By Lee A. Daniels
George Curry Media Columnist
Ted Cruz is gone – and good riddance. The Texas senator fully deserved his humiliating defeat by Donald Trump in the May 3 Indiana GOP primary. He was undoubtedly the nastiest politician to prowl the halls of the U.S. Senate since the Red-baiter Joseph McCarthy back in the 1950s.
Unfortunately, the social and political poison that made a Cruz candidacy viable for so long is not gone. It is obvious from the next-day headline The Huffington Post used to describe the new titular head of the Republican Party: Liar. Xenophobe. Misogynist. Demagogue. Presidential Nominee.
Donald Trump’s success completes for the moment, the most astonishing act of self-destruction in the history of American politics. I’m referring, of course, to that of the Republican Party itself. Some GOP officeholders and operatives are now crying in their teacups about Trump – with a few even publicly pledging not to vote for him. But the GOP’s leadership has only itself to blame.
Consider this: The Republican Party is about to nominate a man of dubious political beliefs who has never before held any political office and whose personal life has, according to his many boasts over the years, violated several tenets of supposedly sacred conservative “values.” Yet, he has vanquished a Republican primary field that included four current governors, four current senators, and the son and brother of the Party’s last two presidents.
And Trump conquered the field not by reasoned discourse and a coherent policy platform, but via a reality-show-like campaign that appealed to the worst instincts and attitudes of a large segment of Republican voters.
That “winning” approach was fully on display in the weeks leading up to the Indiana primary. By then, the once-smarmy public “friendship” of Cruz and Trump had degenerated into a venomous display of cesspool politics. Trump’s scurrilous references to Cruz’s wife and father provoked Cruz to describe Trump as “a pathological liar,” “utterly amoral,” “a narcissist at a level I don’t think this country has ever seen,” “a serial philanderer … [who] boasts about it…”

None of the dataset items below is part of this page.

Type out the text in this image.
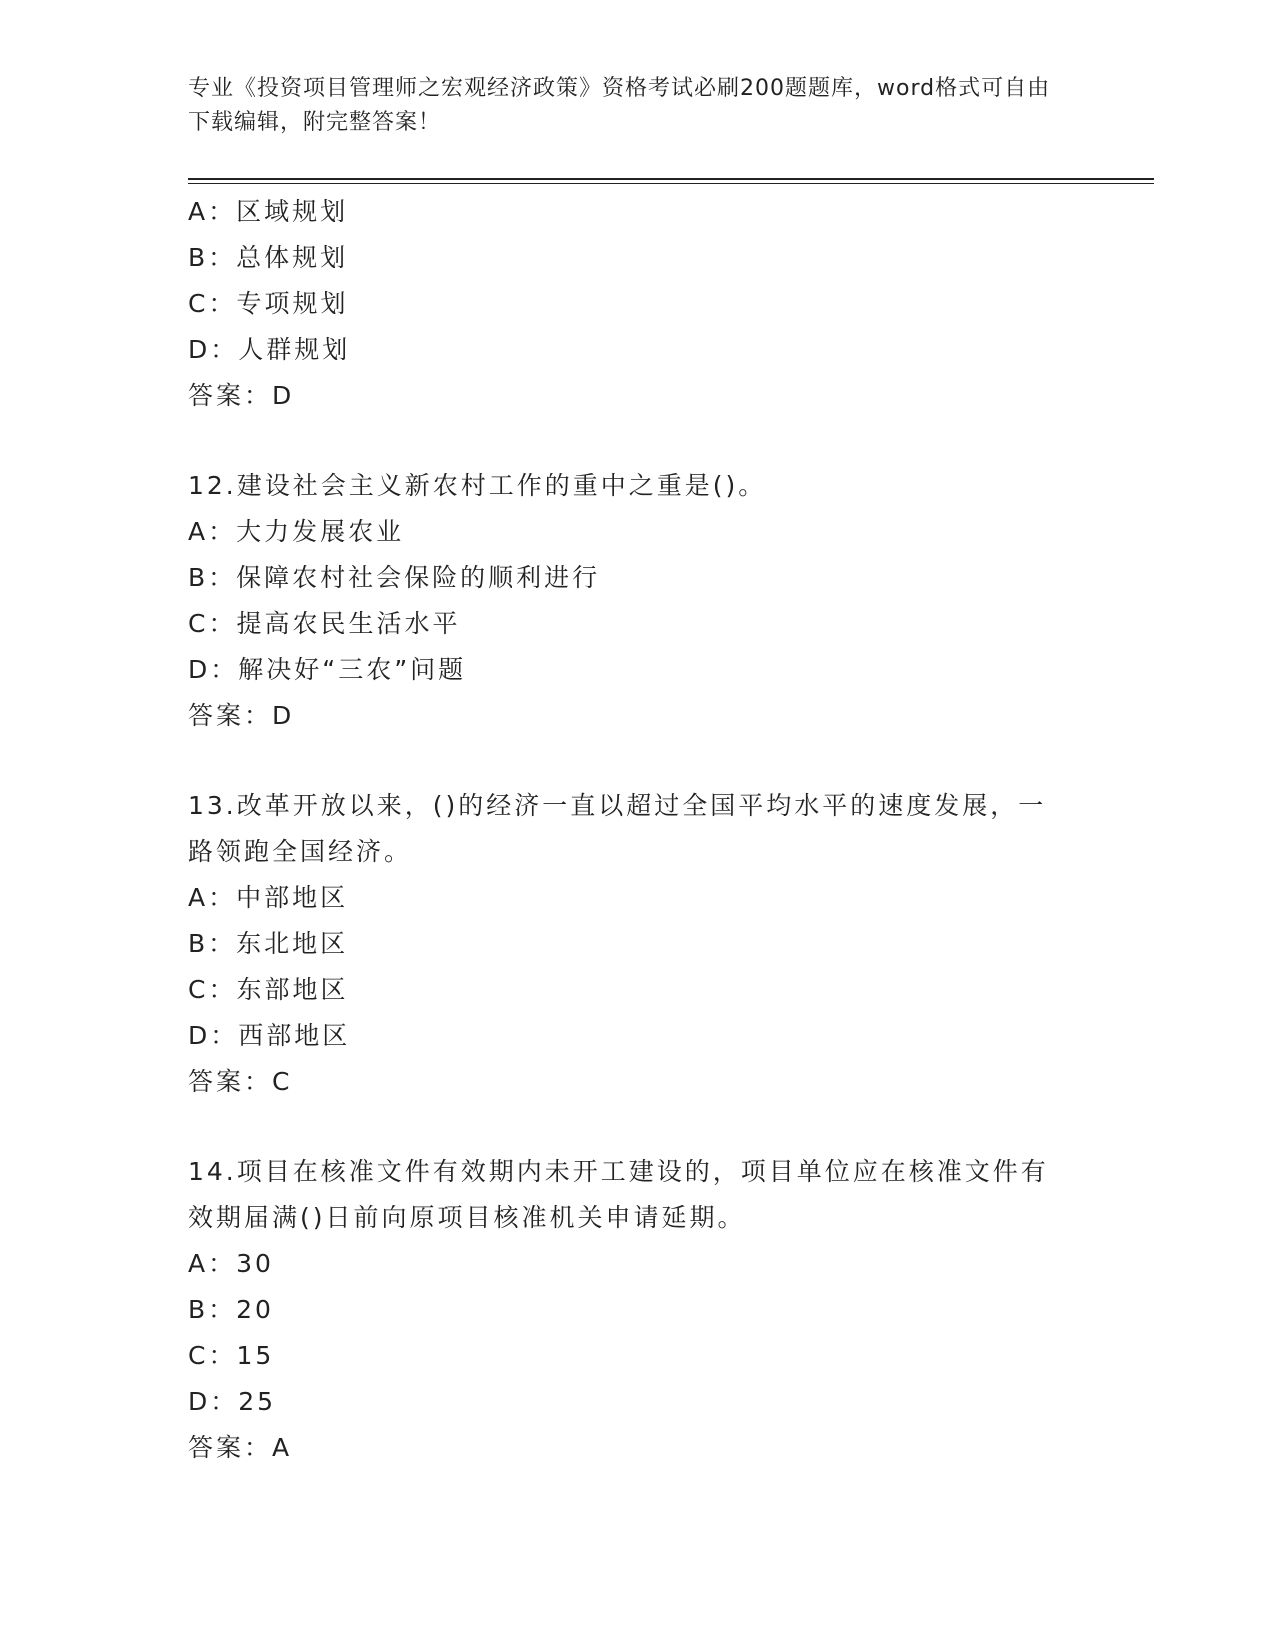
专业《投资项目管理师之宏观经济政策》资格考试必刷200题题库，word格式可自由下载编辑，附完整答案！
A：区域规划
B：总体规划
C：专项规划
D：人群规划
答案：D
12.建设社会主义新农村工作的重中之重是()。
A：大力发展农业
B：保障农村社会保险的顺利进行
C：提高农民生活水平
D：解决好“三农”问题
答案：D
13.改革开放以来，()的经济一直以超过全国平均水平的速度发展，一路领跑全国经济。
A：中部地区
B：东北地区
C：东部地区
D：西部地区
答案：C
14.项目在核准文件有效期内未开工建设的，项目单位应在核准文件有效期届满()日前向原项目核准机关申请延期。
A：30
B：20
C：15
D：25
答案：A
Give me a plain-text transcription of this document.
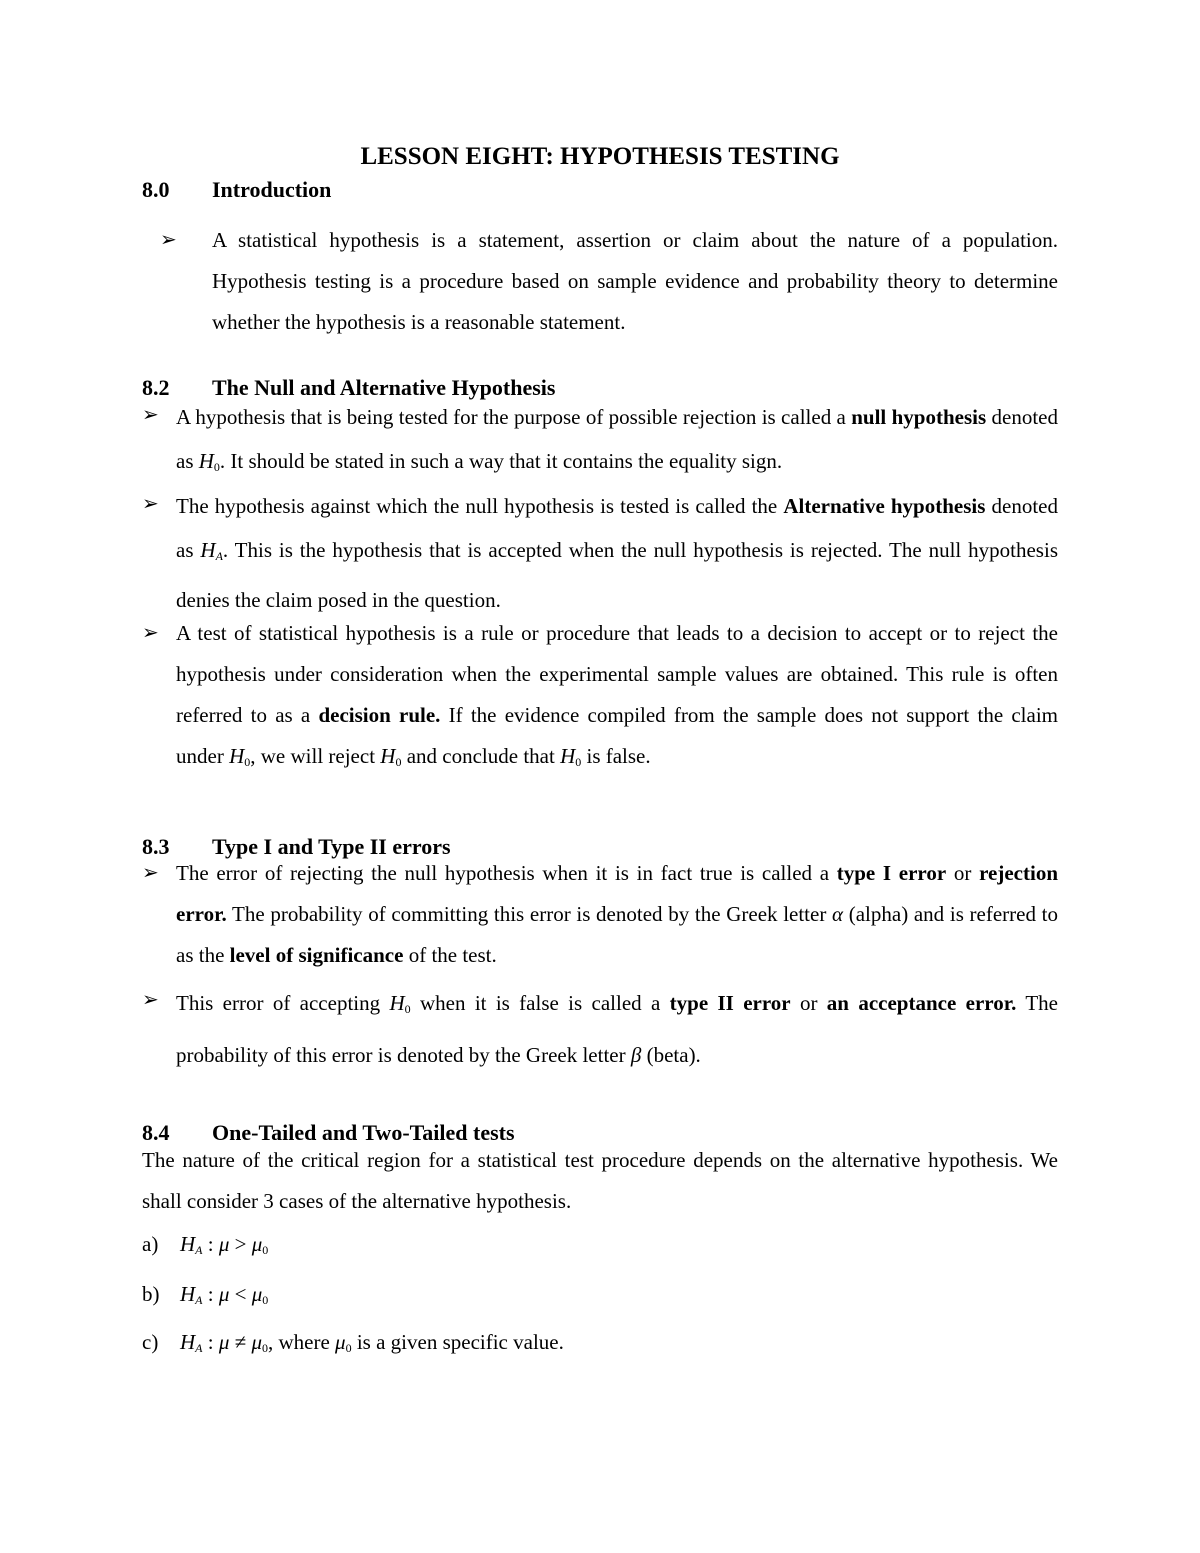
LESSON EIGHT: HYPOTHESIS TESTING
8.0 Introduction
➢ A statistical hypothesis is a statement, assertion or claim about the nature of a population. Hypothesis testing is a procedure based on sample evidence and probability theory to determine whether the hypothesis is a reasonable statement.
8.2 The Null and Alternative Hypothesis
➢ A hypothesis that is being tested for the purpose of possible rejection is called a null hypothesis denoted as $H_0$. It should be stated in such a way that it contains the equality sign.
➢ The hypothesis against which the null hypothesis is tested is called the Alternative hypothesis denoted as $H_A$. This is the hypothesis that is accepted when the null hypothesis is rejected. The null hypothesis denies the claim posed in the question.
➢ A test of statistical hypothesis is a rule or procedure that leads to a decision to accept or to reject the hypothesis under consideration when the experimental sample values are obtained. This rule is often referred to as a decision rule. If the evidence compiled from the sample does not support the claim under $H_0$, we will reject $H_0$ and conclude that $H_0$ is false.
8.3 Type I and Type II errors
➢ The error of rejecting the null hypothesis when it is in fact true is called a type I error or rejection error. The probability of committing this error is denoted by the Greek letter α (alpha) and is referred to as the level of significance of the test.
➢ This error of accepting $H_0$ when it is false is called a type II error or an acceptance error. The probability of this error is denoted by the Greek letter β (beta).
8.4 One-Tailed and Two-Tailed tests
The nature of the critical region for a statistical test procedure depends on the alternative hypothesis. We shall consider 3 cases of the alternative hypothesis.
a) $H_A$ : $\mu > \mu_0$
b) $H_A$ : $\mu < \mu_0$
c) $H_A$ : $\mu \ne \mu_0$, where $\mu_0$ is a given specific value.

In addition to what it says about the character of both men, we ought to see this deep dive into cesspool politics in its broader dimension: as a blowback of the immoral, win-at-all-costs attitude Republicans had been cultivating within the party for years. It should have been clear to them years ago that the profound intolerance and irrationality they stoked among GOP voters to try to wreck the Obama administration would sooner or later come home to roost.
In fact, as soon as Obama took office, the GOP’s “Obama Derangement Syndrome” began to wreak havoc among Republicans as a bloc of GOP voters applied a no-holds-barred intolerance to Republican officeholders who were deemed insufficiently extreme. Their fury would in time produce the startling defeats of several prominent Congressional Republicans, including Indiana Senator Richard Lugar and Virginia Representative Eric Cantor, then the third-ranking House Republican.
That descent into extremism also led to Cruz’s 2012 U.S. Senate victory, and, he thought, gave him the ammunition to begin running for the White House – by denigrating the GOP’s congressional leadership – from the moment he arrived in Washington.
A year earlier, Trump’s grab for attention in 2011 on a “platform” mimicking the GOP “Birthers” – who claimed that Obama was not born in the U.S. and therefore not eligible to be president – had revealed just how irrational and uninterested in logic and facts a large segment of the GOP electorate was willing to be. Obama’s re-election and the major achievements he continued to score despite Republican control of Congress intensified the erosion of political sense and common decency within the party.
Cruz will now be overshadowed by the focus on Trump. But it shouldn’t be forgotten that (albeit Ohio Gov. John Kasich, who ended his campaign less than a day after Cruz did) they were the last men standing in the GOP primary. For they are two sides of the same coin: Cruz tried to capture the presidency by running against his own party from the inside, while Trump, armed with his own financial war chest, was raiding it from outside.
Now that both parties’ nominees are set, expect more cesspool politics from Trump and the horde of overtly racist and sexist individuals and groups that comprise part of his winning coalition. That is what he – who opened his campaign with the most naked appeal to bigotry of any presidential campaign since the segregationist Dixiecrat Party of 1948 – used to defeat the Republican Party. That is what thrills the 40 percent or so of Republican voters who comprise his base. Indeed, the scurrilous and sexist T-shirts and other merchandise that are the artifacts of conservatives’ “Hillary Derangement Syndrome” are already being hawked at Trump’s rallies. Albeit his half-hearted promises to be “presidential,” cesspool politics is the only kind of politics Donald Trump knows how to play.